Questi dati dimostrano, a chi ancora non ha voluto prenderne atto, che il Piano di Governo del Territorio di Bergamo è da rifare perché fondato su presupposti errati e inesistenti. Infatti lo strumento urbanistico adottato dal sindaco Bruni e approvato da Tentorio giustifica  la previsione di circa oltre quattro milioni di metri cubi di edificazioni con la prospettiva di una crescita demografica fino a 140 mila abitanti. Crescita inverosimile,  come dimostrato da chi possiede strumenti e capacità di analisi del settore.

Inoltre, resta inascoltata la raccomandazione  citata nella relazione: “Il comune di Bergamo presenta un’alta tensione abitativa il che suggerisce di non avviare politiche di ri-densificazione, tanto meno se affidate a progetti di avvio di nuove costruzioni.” Il PGT va in direzione esattamente opposta.

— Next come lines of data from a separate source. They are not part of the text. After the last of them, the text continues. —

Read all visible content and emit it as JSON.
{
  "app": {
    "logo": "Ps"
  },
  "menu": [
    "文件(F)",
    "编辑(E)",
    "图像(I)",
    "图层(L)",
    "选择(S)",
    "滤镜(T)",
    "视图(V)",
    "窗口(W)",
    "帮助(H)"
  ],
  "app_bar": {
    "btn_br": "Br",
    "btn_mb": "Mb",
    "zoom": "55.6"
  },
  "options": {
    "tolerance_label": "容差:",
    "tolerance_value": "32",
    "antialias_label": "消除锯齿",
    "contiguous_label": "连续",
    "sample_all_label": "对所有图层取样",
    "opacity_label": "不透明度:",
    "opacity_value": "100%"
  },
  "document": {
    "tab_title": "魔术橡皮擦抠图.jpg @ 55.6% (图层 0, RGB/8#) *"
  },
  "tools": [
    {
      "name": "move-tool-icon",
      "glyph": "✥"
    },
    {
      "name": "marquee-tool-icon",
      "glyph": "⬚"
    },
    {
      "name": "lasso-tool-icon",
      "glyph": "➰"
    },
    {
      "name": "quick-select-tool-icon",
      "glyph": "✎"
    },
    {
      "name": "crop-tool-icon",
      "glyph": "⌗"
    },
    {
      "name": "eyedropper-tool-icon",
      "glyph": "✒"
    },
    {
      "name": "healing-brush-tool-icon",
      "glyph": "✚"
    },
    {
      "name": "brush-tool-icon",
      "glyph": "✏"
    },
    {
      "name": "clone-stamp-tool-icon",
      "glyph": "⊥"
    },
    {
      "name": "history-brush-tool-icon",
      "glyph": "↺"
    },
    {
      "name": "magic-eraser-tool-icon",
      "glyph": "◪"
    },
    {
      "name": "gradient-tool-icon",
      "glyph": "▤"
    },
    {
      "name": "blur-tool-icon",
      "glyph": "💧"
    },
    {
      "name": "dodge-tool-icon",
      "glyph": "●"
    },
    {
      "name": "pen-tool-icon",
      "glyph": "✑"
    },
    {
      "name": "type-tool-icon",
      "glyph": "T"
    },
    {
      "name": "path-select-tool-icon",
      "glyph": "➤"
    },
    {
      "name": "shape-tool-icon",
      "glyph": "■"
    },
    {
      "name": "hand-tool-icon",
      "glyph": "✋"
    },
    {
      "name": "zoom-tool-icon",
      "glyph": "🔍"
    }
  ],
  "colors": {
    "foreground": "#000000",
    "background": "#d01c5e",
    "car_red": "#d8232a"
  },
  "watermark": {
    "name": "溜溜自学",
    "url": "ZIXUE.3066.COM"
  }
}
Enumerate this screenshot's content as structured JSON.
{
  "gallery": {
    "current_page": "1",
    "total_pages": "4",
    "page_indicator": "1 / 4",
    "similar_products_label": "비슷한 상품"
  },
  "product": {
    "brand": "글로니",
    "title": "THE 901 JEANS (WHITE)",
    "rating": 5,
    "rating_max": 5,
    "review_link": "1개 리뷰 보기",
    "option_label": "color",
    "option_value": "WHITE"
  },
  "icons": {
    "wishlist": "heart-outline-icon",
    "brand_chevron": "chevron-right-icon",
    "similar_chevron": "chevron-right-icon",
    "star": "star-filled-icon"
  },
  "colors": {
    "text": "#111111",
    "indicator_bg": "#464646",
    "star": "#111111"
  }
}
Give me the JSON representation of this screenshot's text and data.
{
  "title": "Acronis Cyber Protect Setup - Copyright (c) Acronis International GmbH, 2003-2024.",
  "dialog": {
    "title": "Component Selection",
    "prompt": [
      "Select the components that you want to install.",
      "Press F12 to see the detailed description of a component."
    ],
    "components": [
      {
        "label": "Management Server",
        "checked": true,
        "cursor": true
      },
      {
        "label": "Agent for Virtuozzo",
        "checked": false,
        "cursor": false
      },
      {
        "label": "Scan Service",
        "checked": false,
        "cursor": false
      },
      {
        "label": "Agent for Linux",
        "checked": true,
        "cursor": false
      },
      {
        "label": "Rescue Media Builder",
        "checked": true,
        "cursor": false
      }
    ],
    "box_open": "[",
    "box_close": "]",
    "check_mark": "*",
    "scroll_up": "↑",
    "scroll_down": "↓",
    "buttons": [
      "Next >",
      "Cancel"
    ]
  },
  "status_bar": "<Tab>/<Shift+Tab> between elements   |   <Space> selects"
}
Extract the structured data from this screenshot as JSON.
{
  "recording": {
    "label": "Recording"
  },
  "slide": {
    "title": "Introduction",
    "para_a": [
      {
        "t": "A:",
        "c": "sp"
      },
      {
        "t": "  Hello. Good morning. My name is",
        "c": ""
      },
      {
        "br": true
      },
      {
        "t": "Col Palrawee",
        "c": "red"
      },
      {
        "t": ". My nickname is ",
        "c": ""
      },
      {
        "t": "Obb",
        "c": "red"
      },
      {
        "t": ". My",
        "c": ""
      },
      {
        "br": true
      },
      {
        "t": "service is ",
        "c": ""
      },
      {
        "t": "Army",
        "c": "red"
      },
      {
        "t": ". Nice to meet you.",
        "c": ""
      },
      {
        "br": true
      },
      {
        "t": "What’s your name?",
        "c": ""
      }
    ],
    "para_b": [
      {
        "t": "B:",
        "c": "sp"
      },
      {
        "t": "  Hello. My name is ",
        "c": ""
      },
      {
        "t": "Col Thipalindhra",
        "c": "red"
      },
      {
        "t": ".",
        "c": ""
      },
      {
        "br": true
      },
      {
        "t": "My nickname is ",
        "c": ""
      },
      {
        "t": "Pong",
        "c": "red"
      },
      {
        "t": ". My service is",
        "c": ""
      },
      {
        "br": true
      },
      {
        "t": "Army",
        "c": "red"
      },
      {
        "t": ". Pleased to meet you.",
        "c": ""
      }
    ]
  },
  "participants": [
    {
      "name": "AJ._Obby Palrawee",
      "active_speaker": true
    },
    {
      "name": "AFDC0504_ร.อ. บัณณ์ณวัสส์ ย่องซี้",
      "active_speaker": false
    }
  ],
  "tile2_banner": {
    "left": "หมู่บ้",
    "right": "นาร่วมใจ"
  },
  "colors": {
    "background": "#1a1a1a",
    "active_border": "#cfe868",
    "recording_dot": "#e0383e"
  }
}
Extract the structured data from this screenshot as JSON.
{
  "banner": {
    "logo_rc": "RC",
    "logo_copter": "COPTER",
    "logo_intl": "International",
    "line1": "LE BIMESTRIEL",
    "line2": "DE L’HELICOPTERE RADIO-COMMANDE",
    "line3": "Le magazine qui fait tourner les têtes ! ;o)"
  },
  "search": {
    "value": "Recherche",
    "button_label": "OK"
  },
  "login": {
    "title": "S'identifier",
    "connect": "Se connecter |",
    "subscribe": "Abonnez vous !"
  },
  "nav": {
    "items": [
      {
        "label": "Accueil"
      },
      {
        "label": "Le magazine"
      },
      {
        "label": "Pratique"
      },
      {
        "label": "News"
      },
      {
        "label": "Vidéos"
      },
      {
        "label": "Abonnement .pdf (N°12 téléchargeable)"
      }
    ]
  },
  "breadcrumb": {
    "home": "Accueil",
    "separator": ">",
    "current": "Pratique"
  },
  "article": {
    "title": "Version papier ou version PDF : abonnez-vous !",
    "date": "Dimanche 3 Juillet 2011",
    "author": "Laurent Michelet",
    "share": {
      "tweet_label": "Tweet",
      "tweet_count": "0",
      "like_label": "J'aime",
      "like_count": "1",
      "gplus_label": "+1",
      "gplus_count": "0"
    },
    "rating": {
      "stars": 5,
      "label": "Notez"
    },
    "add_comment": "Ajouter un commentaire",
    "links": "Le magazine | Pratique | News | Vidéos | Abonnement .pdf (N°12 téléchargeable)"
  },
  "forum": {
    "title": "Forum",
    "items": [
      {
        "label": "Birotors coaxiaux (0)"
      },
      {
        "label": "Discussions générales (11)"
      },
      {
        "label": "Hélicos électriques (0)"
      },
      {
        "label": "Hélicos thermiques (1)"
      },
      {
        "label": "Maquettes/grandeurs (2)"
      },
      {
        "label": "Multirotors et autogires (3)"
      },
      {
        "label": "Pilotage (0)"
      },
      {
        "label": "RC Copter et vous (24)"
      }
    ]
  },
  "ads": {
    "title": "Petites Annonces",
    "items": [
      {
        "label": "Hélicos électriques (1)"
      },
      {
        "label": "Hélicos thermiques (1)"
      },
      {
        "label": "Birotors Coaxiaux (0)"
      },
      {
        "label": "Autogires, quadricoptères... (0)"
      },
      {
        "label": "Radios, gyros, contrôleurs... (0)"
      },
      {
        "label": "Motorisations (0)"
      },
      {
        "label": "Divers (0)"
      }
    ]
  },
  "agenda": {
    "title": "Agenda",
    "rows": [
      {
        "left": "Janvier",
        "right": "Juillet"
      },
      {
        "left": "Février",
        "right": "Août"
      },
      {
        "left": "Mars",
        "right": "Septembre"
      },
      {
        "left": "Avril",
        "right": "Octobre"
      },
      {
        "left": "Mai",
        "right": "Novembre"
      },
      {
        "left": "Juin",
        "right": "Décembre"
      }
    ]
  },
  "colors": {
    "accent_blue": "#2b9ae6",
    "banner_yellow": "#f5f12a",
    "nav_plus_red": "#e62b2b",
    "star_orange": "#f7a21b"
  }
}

Le forze politiche locali, di fronte a questa realtà, si girano dall’altro lato  forse per la complessità o la non conoscenza della materia, o perché si fa presto a concedere volumi e non si ha il coraggio di fare il percorso inverso.

I convegni organizzati nei mesi scorsi raramente sono entrati sull’argomento e questo dimostra che spesso si parla  per parlare, ma senza toccare i temi veri.

Aspettiamo i programmi di candidati sindaci e denunceremo con forza le omissioni e i cedimenti  alla logica della edificazione dissennata.

 

 

Sempre più verde in città, meglio se sostenibile.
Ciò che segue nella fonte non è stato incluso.